I love to fish but I wasn’t ready for this shit. The reason I go offshore is to catch fish that’re wildly athletic and as big or bigger than you are. When you hook up you’re in for a fight. So bobbing for tiny sea bass just wasn’t doing it for me. Add to it that when you catch one, chances are it’s undersized and it’s stomach has expanded choking it and when you throw it back you watch it slowly bob on the surface dying and I’d had enough after about an hour.

And don’t even get me started on the dogfish. Dogfish are 2-5′ sharks that haunt the wrecks and eat EVERYTHING, especially your tackle. You sink three baited hooks and when you snag a dogfish it somehow manages to roll up into all the tackle on the way up so you’re confronted with a toothy snarling piece of dogfish shithead and after one or two you feel like just cutting the whole mess loose and let Mr. Dogfish swim around for the rest of his life wrapped up in hooks and monofilament.

But you don’t.

You wrestle with him and pull all the shit out of him and slide him back into the water and curse him.

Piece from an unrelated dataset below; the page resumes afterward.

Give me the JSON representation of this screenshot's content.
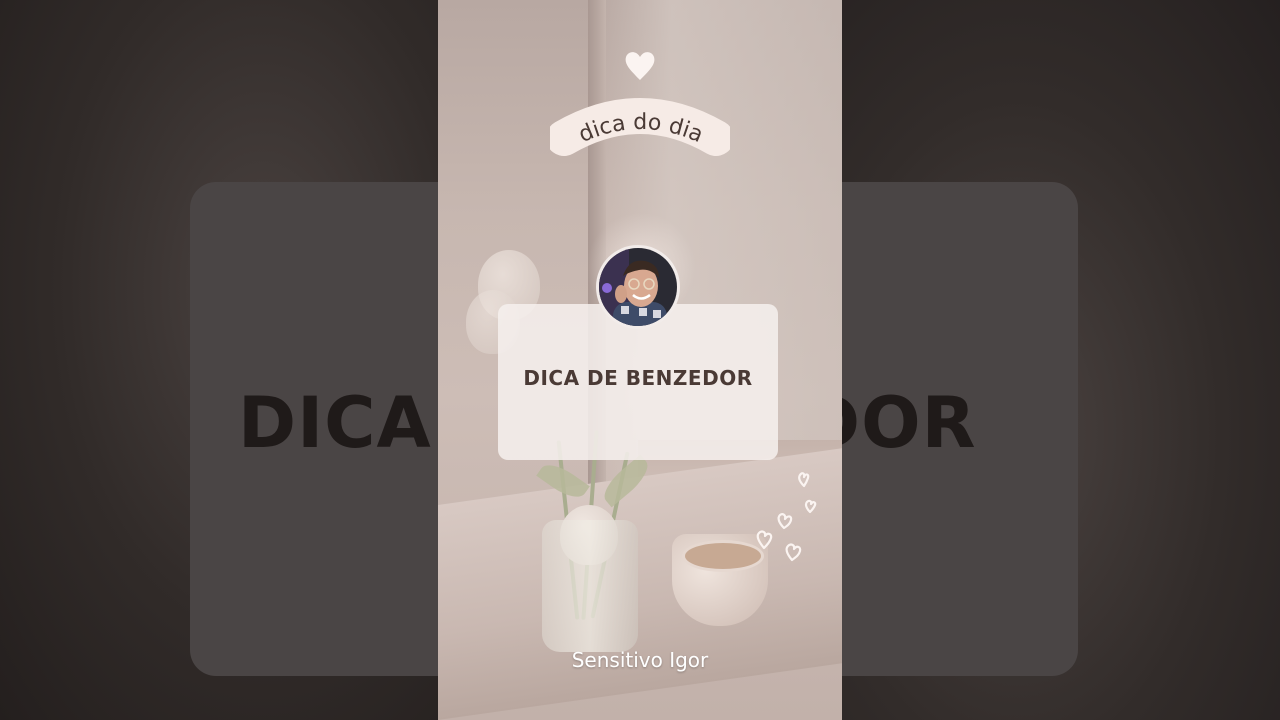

So anyway. After an hour or so I was over it. Wreck fishing sucks. So I stopped and started drinking beer which was a problem since I hadn’t bought any because WHO KNEW you couldn’t buy beer at 4:30 in the morning in Virginia?

Not me.

Finally the other guys got sick of wreck fishing and me drinking their beer and decided to head inshore for striper. I thought inshore meant running back down our outbound track but I was waaaay wrong.

It meant a 90 mile run to Kitty Hawk NC. I was sooo happy.

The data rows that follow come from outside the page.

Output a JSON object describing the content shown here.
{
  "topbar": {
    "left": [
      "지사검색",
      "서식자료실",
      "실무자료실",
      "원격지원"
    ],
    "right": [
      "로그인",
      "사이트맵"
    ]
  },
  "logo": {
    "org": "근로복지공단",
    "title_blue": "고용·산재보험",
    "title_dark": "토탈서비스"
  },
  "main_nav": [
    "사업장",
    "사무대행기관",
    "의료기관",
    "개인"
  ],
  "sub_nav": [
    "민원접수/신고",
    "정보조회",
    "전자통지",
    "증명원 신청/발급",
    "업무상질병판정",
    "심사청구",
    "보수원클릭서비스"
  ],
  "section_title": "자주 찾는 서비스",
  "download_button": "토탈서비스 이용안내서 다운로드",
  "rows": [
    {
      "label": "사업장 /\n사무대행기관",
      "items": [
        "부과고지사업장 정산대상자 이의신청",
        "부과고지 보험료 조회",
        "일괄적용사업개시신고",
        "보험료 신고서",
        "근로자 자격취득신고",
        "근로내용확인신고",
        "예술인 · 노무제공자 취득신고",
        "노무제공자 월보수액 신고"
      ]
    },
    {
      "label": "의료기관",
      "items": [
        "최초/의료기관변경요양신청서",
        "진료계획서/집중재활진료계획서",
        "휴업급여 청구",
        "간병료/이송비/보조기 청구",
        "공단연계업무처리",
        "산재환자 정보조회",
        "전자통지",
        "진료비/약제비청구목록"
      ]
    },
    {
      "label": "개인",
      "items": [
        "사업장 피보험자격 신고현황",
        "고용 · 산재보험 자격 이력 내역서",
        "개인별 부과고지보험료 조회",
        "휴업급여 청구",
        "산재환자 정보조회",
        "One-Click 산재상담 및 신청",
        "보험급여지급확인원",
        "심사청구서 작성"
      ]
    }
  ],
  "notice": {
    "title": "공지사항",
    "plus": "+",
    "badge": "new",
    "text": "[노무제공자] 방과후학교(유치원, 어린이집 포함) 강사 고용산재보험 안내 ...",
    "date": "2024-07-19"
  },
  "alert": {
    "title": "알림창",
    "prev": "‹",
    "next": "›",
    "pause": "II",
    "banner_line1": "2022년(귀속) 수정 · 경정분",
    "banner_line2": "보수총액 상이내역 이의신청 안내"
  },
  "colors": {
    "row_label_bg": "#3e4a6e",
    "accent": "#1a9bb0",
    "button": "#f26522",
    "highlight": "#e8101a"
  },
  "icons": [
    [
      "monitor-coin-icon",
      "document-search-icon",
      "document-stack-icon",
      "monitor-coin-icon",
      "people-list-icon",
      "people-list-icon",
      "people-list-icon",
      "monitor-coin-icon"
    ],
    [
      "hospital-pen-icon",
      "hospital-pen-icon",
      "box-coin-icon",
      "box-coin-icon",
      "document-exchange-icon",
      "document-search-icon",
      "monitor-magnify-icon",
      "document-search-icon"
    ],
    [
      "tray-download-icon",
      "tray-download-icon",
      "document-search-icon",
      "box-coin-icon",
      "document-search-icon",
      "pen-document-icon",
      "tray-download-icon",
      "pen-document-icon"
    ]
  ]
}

We got down and set a spread and finally got into them about a half hour before we had to run for home. After 14 hours of fishing, in 12 minutes of wildly intense catching we’d caught our limit.

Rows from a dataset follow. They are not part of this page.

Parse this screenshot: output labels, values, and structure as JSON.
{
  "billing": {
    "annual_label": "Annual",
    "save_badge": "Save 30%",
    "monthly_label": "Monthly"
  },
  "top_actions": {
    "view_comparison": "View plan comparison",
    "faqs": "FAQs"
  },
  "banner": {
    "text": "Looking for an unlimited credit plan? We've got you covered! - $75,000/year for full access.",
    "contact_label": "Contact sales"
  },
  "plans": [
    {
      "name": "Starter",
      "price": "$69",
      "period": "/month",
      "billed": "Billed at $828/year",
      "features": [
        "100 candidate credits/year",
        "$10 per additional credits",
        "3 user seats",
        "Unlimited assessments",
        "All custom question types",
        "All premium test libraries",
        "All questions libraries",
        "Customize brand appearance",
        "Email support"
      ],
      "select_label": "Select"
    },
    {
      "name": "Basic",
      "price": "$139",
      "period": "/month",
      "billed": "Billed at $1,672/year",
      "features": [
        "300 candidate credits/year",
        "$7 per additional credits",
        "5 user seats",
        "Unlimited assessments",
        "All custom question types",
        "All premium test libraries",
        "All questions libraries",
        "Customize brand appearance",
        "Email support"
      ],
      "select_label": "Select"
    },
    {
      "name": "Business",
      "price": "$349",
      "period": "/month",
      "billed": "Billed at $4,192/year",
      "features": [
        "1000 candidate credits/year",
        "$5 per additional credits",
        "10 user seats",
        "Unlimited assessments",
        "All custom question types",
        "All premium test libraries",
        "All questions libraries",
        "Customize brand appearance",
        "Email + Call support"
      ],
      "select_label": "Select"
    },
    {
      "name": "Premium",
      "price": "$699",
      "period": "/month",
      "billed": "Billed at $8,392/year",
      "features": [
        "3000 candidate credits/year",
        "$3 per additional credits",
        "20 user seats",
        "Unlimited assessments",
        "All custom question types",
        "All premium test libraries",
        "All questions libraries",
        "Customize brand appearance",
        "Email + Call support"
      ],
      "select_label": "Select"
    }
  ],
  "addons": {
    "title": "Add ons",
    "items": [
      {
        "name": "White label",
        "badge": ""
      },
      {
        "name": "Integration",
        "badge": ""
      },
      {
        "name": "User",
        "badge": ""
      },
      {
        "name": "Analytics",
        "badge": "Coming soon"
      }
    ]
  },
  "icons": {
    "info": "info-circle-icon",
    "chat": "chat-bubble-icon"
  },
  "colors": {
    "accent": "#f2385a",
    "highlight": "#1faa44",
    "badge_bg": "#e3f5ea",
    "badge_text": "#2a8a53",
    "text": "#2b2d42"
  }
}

And we were all friends again.

Rooooom.

Room by Emma Donoghue is the story of a 19 year old woman abducted from her college campus and held captive for seven years in an 11 x 11 foot  shed. She’s sexually abused nightly by her captor leading to, among other things, pregnancy and a stillborn daughter and then Jack.

The story is told from the viewpoint of five year old Jack and it’s filtered through the lens of his childish naivete and unknowing innocence, which somehow kinda makes all of it that much worse.

Sometimes the implied, the left unsaid, is made more poignant and powerful by its omission. And man oh man, that’s what’s goin’ on in this book. I’m thinkin’ huge fistbumps and jumping chestsmacks for the untold, the unsaid, ’cause that’s what makes Room the stirring story it is.

It’s a disturbingly good book and the best thing I’ve read this year.

Honest.

Get it and read it and weep. But, you know, in a manly way.